Deal nears to save European military plane

Airbus parent EADS looks close to clinching a long-awaited deal with European governments to rescue the A400M military transporter plane, boosting its shares and easing fears over 10,000 jobs.

As France and Germany piled pressure on the aerospace group to accept a package of international support to prevent a cost crisis overheating, EADS confirmed that a letter from the A400M's seven customer nations represented "an important step towards convergence," but insisted that it was too early to draw financial conclusions.

Airbus chief executive Tom Enders warned in January that losses on the programme were threatening the future of the company, and called on European governments to come up with a support package or see the project shut down.

Technical problems, delays and rampant overspending have pushed Europe's ambitions to develop a home-grown transporter for strategic missions more than 5 billion euros into the red.

Countries that ordered the troop plane - Britain, France, Germany, Spain, Belgium, Luxembourg and Turkey - have offered 3.5 billion euros in mixed forms of funding support, which is 900 million euros less than EADS had been asking for.

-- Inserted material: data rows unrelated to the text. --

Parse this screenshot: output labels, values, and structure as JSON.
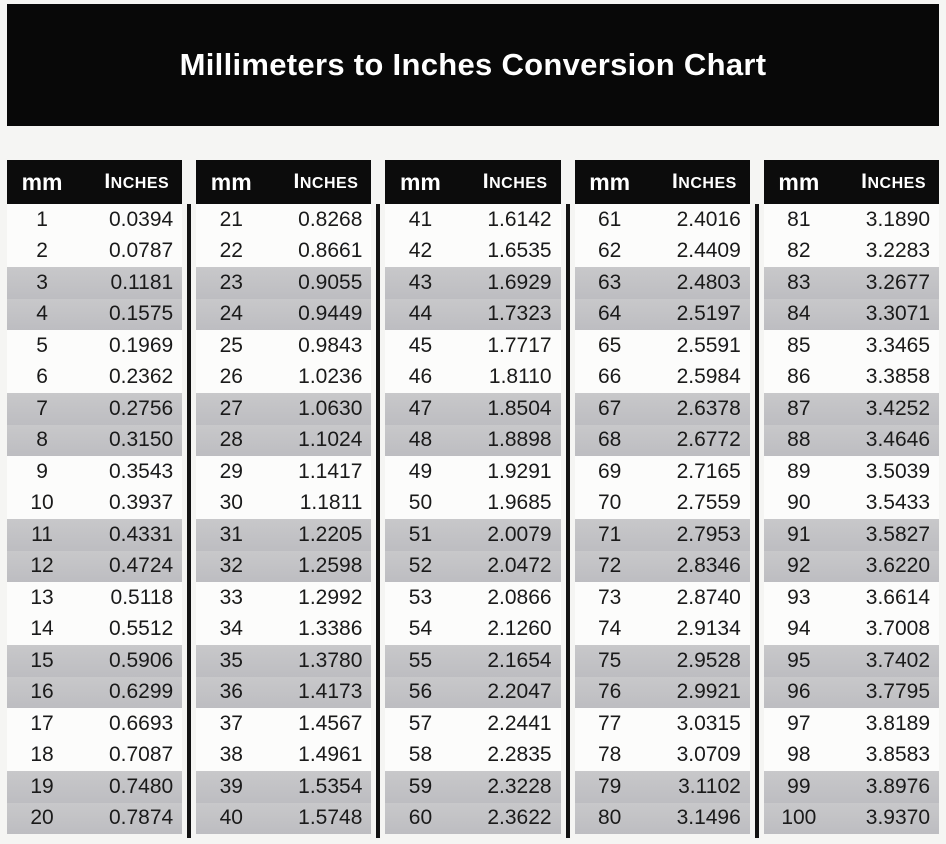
{
  "title": "Millimeters to Inches Conversion Chart",
  "column_headers": {
    "mm": "mm",
    "inches": "Inches"
  },
  "colors": {
    "page_bg": "#f5f5f3",
    "banner_bg": "#080808",
    "banner_text": "#ffffff",
    "header_bg": "#0c0c0c",
    "header_text": "#ffffff",
    "row_plain": "#fcfcfb",
    "row_shaded_top": "#c8c8ca",
    "row_shaded_bottom": "#bdbdc1",
    "divider": "#121212",
    "data_text": "#1a1a1a"
  },
  "table": {
    "shading": "alternating pairs of rows shaded gray (rows 3-4, 7-8, 11-12, 15-16, 19-20 of each group)",
    "groups": [
      {
        "mm_range": "1-20",
        "rows": [
          [
            1,
            "0.0394"
          ],
          [
            2,
            "0.0787"
          ],
          [
            3,
            "0.1181"
          ],
          [
            4,
            "0.1575"
          ],
          [
            5,
            "0.1969"
          ],
          [
            6,
            "0.2362"
          ],
          [
            7,
            "0.2756"
          ],
          [
            8,
            "0.3150"
          ],
          [
            9,
            "0.3543"
          ],
          [
            10,
            "0.3937"
          ],
          [
            11,
            "0.4331"
          ],
          [
            12,
            "0.4724"
          ],
          [
            13,
            "0.5118"
          ],
          [
            14,
            "0.5512"
          ],
          [
            15,
            "0.5906"
          ],
          [
            16,
            "0.6299"
          ],
          [
            17,
            "0.6693"
          ],
          [
            18,
            "0.7087"
          ],
          [
            19,
            "0.7480"
          ],
          [
            20,
            "0.7874"
          ]
        ]
      },
      {
        "mm_range": "21-40",
        "rows": [
          [
            21,
            "0.8268"
          ],
          [
            22,
            "0.8661"
          ],
          [
            23,
            "0.9055"
          ],
          [
            24,
            "0.9449"
          ],
          [
            25,
            "0.9843"
          ],
          [
            26,
            "1.0236"
          ],
          [
            27,
            "1.0630"
          ],
          [
            28,
            "1.1024"
          ],
          [
            29,
            "1.1417"
          ],
          [
            30,
            "1.1811"
          ],
          [
            31,
            "1.2205"
          ],
          [
            32,
            "1.2598"
          ],
          [
            33,
            "1.2992"
          ],
          [
            34,
            "1.3386"
          ],
          [
            35,
            "1.3780"
          ],
          [
            36,
            "1.4173"
          ],
          [
            37,
            "1.4567"
          ],
          [
            38,
            "1.4961"
          ],
          [
            39,
            "1.5354"
          ],
          [
            40,
            "1.5748"
          ]
        ]
      },
      {
        "mm_range": "41-60",
        "rows": [
          [
            41,
            "1.6142"
          ],
          [
            42,
            "1.6535"
          ],
          [
            43,
            "1.6929"
          ],
          [
            44,
            "1.7323"
          ],
          [
            45,
            "1.7717"
          ],
          [
            46,
            "1.8110"
          ],
          [
            47,
            "1.8504"
          ],
          [
            48,
            "1.8898"
          ],
          [
            49,
            "1.9291"
          ],
          [
            50,
            "1.9685"
          ],
          [
            51,
            "2.0079"
          ],
          [
            52,
            "2.0472"
          ],
          [
            53,
            "2.0866"
          ],
          [
            54,
            "2.1260"
          ],
          [
            55,
            "2.1654"
          ],
          [
            56,
            "2.2047"
          ],
          [
            57,
            "2.2441"
          ],
          [
            58,
            "2.2835"
          ],
          [
            59,
            "2.3228"
          ],
          [
            60,
            "2.3622"
          ]
        ]
      },
      {
        "mm_range": "61-80",
        "rows": [
          [
            61,
            "2.4016"
          ],
          [
            62,
            "2.4409"
          ],
          [
            63,
            "2.4803"
          ],
          [
            64,
            "2.5197"
          ],
          [
            65,
            "2.5591"
          ],
          [
            66,
            "2.5984"
          ],
          [
            67,
            "2.6378"
          ],
          [
            68,
            "2.6772"
          ],
          [
            69,
            "2.7165"
          ],
          [
            70,
            "2.7559"
          ],
          [
            71,
            "2.7953"
          ],
          [
            72,
            "2.8346"
          ],
          [
            73,
            "2.8740"
          ],
          [
            74,
            "2.9134"
          ],
          [
            75,
            "2.9528"
          ],
          [
            76,
            "2.9921"
          ],
          [
            77,
            "3.0315"
          ],
          [
            78,
            "3.0709"
          ],
          [
            79,
            "3.1102"
          ],
          [
            80,
            "3.1496"
          ]
        ]
      },
      {
        "mm_range": "81-100",
        "rows": [
          [
            81,
            "3.1890"
          ],
          [
            82,
            "3.2283"
          ],
          [
            83,
            "3.2677"
          ],
          [
            84,
            "3.3071"
          ],
          [
            85,
            "3.3465"
          ],
          [
            86,
            "3.3858"
          ],
          [
            87,
            "3.4252"
          ],
          [
            88,
            "3.4646"
          ],
          [
            89,
            "3.5039"
          ],
          [
            90,
            "3.5433"
          ],
          [
            91,
            "3.5827"
          ],
          [
            92,
            "3.6220"
          ],
          [
            93,
            "3.6614"
          ],
          [
            94,
            "3.7008"
          ],
          [
            95,
            "3.7402"
          ],
          [
            96,
            "3.7795"
          ],
          [
            97,
            "3.8189"
          ],
          [
            98,
            "3.8583"
          ],
          [
            99,
            "3.8976"
          ],
          [
            100,
            "3.9370"
          ]
        ]
      }
    ]
  }
}
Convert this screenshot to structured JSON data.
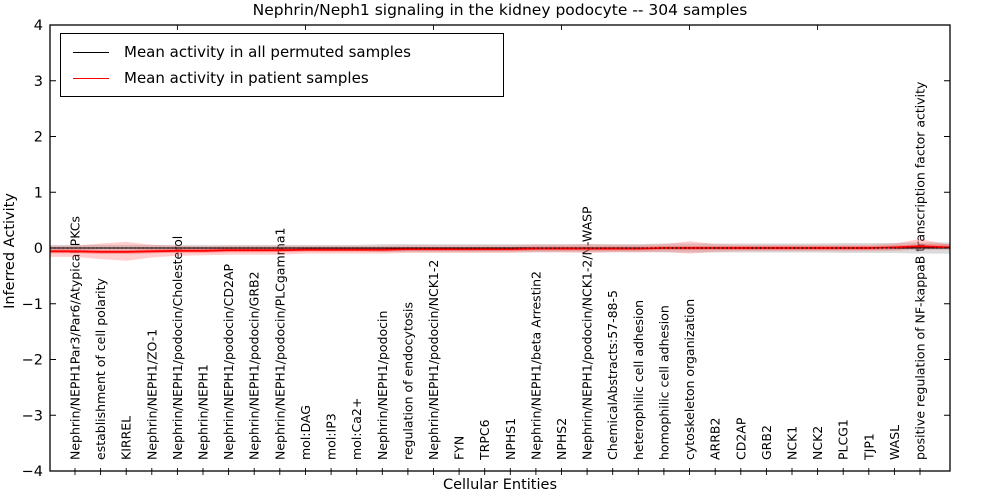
{
  "title": "Nephrin/Neph1 signaling in the kidney podocyte -- 304 samples",
  "axes": {
    "x_label": "Cellular Entities",
    "y_label": "Inferred Activity",
    "y_tick_labels": [
      "4",
      "3",
      "2",
      "1",
      "0",
      "−1",
      "−2",
      "−3",
      "−4"
    ],
    "y_tick_values": [
      4,
      3,
      2,
      1,
      0,
      -1,
      -2,
      -3,
      -4
    ]
  },
  "legend": {
    "items": [
      {
        "label": "Mean activity in all permuted samples",
        "color": "#000000"
      },
      {
        "label": "Mean activity in patient samples",
        "color": "#ff0000"
      }
    ]
  },
  "colors": {
    "patient_line": "#ff0000",
    "patient_band": "#ff4646",
    "permuted_line": "#000000",
    "permuted_band": "#999999",
    "zero_line": "#000000"
  },
  "chart_data": {
    "type": "line",
    "title": "Nephrin/Neph1 signaling in the kidney podocyte -- 304 samples",
    "xlabel": "Cellular Entities",
    "ylabel": "Inferred Activity",
    "ylim": [
      -4,
      4
    ],
    "n_samples": 304,
    "grid": false,
    "legend_position": "upper left",
    "zero_line_style": "dotted",
    "top_axis_tick_data_positions": [
      5,
      10,
      15,
      20,
      25,
      30
    ],
    "categories": [
      "Nephrin/NEPH1Par3/Par6/Atypical PKCs",
      "establishment of cell polarity",
      "KIRREL",
      "Nephrin/NEPH1/ZO-1",
      "Nephrin/NEPH1/podocin/Cholesterol",
      "Nephrin/NEPH1",
      "Nephrin/NEPH1/podocin/CD2AP",
      "Nephrin/NEPH1/podocin/GRB2",
      "Nephrin/NEPH1/podocin/PLCgamma1",
      "mol:DAG",
      "mol:IP3",
      "mol:Ca2+",
      "Nephrin/NEPH1/podocin",
      "regulation of endocytosis",
      "Nephrin/NEPH1/podocin/NCK1-2",
      "FYN",
      "TRPC6",
      "NPHS1",
      "Nephrin/NEPH1/beta Arrestin2",
      "NPHS2",
      "Nephrin/NEPH1/podocin/NCK1-2/N-WASP",
      "ChemicalAbstracts:57-88-5",
      "heterophilic cell adhesion",
      "homophilic cell adhesion",
      "cytoskeleton organization",
      "ARRB2",
      "CD2AP",
      "GRB2",
      "NCK1",
      "NCK2",
      "PLCG1",
      "TJP1",
      "WASL",
      "positive regulation of NF-kappaB transcription factor activity"
    ],
    "series": [
      {
        "name": "Mean activity in all permuted samples",
        "color": "#000000",
        "values": [
          0,
          0,
          0,
          0,
          0,
          0,
          0,
          0,
          0,
          0,
          0,
          0,
          0,
          0,
          0,
          0,
          0,
          0,
          0,
          0,
          0,
          0,
          0,
          0,
          0,
          0,
          0,
          0,
          0,
          0,
          0,
          0,
          0,
          0
        ],
        "band_halfwidth": [
          0.055,
          0.055,
          0.055,
          0.055,
          0.055,
          0.055,
          0.055,
          0.055,
          0.055,
          0.055,
          0.055,
          0.055,
          0.07,
          0.07,
          0.07,
          0.07,
          0.07,
          0.07,
          0.07,
          0.07,
          0.07,
          0.07,
          0.07,
          0.08,
          0.08,
          0.08,
          0.08,
          0.08,
          0.08,
          0.08,
          0.09,
          0.09,
          0.09,
          0.1
        ]
      },
      {
        "name": "Mean activity in patient samples",
        "color": "#ff0000",
        "values": [
          -0.06,
          -0.07,
          -0.07,
          -0.06,
          -0.05,
          -0.05,
          -0.04,
          -0.04,
          -0.04,
          -0.03,
          -0.03,
          -0.03,
          -0.03,
          -0.02,
          -0.02,
          -0.02,
          -0.02,
          -0.02,
          -0.01,
          -0.01,
          -0.01,
          -0.01,
          -0.01,
          0,
          0,
          0,
          0,
          0,
          0,
          0,
          0,
          0,
          0.01,
          0.03
        ],
        "band_upper": [
          0.1,
          0.15,
          0.18,
          0.12,
          0.09,
          0.08,
          0.08,
          0.08,
          0.08,
          0.07,
          0.07,
          0.07,
          0.07,
          0.07,
          0.07,
          0.07,
          0.07,
          0.07,
          0.07,
          0.07,
          0.08,
          0.07,
          0.07,
          0.07,
          0.12,
          0.07,
          0.06,
          0.06,
          0.06,
          0.06,
          0.06,
          0.06,
          0.07,
          0.13
        ],
        "band_lower": [
          0.1,
          0.13,
          0.16,
          0.11,
          0.09,
          0.08,
          0.08,
          0.08,
          0.08,
          0.07,
          0.07,
          0.07,
          0.07,
          0.07,
          0.07,
          0.07,
          0.07,
          0.07,
          0.07,
          0.07,
          0.08,
          0.07,
          0.07,
          0.07,
          0.1,
          0.07,
          0.06,
          0.06,
          0.06,
          0.06,
          0.06,
          0.06,
          0.06,
          0.06
        ],
        "core_halfwidth": 0.035
      }
    ]
  }
}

An EADS spokesman said the offer was still being studied. The company had received a letter summarising the status of the negotiations and proposing changes to the original contract, but was seeking clarification on several items, and some points had been left open for later discussion.

Germany said it expected a swift answer on the offer and that all sides were making efforts to resolve disagreements.

France said there would be no more money on the table after the new offer, which would leave EADS with A400M losses of 1.7 billion euros on top of 2.4 billion it has already written off.

Although EADS still faces a hefty loss on the deal, shares in the world's second-largest aerospace group rose up to 6.4 percent as concerns faded that it would have to bear the entire 5.2 billion euro loss or walk away at even greater cost.

The A400M heavy airlifter is designed to fill a gap between the veteran Lockheed Martin C-130 Hercules and the larger jet-powered C-17 from Boeing, but has been plagued by problems in developing its powerful turbo-prop engines.

Despite making its maiden test flight last December, the aircraft will not be ready for military or humanitarian missions before late 2013, four years later than scheduled.

Buyers ordered 180 planes for almost 20 billion euros in 2003, but the cost of building them is set to top 30 billion.

Failure to finalise a deal could hit 10,000 production jobs.

EADS meanwhile faces pressure not just from government buyers but also from its own auditors, who are seen as increasingly reluctant to let EADS defer potentially hefty charges beyond its fourth-quarter 2009 results due on March 9.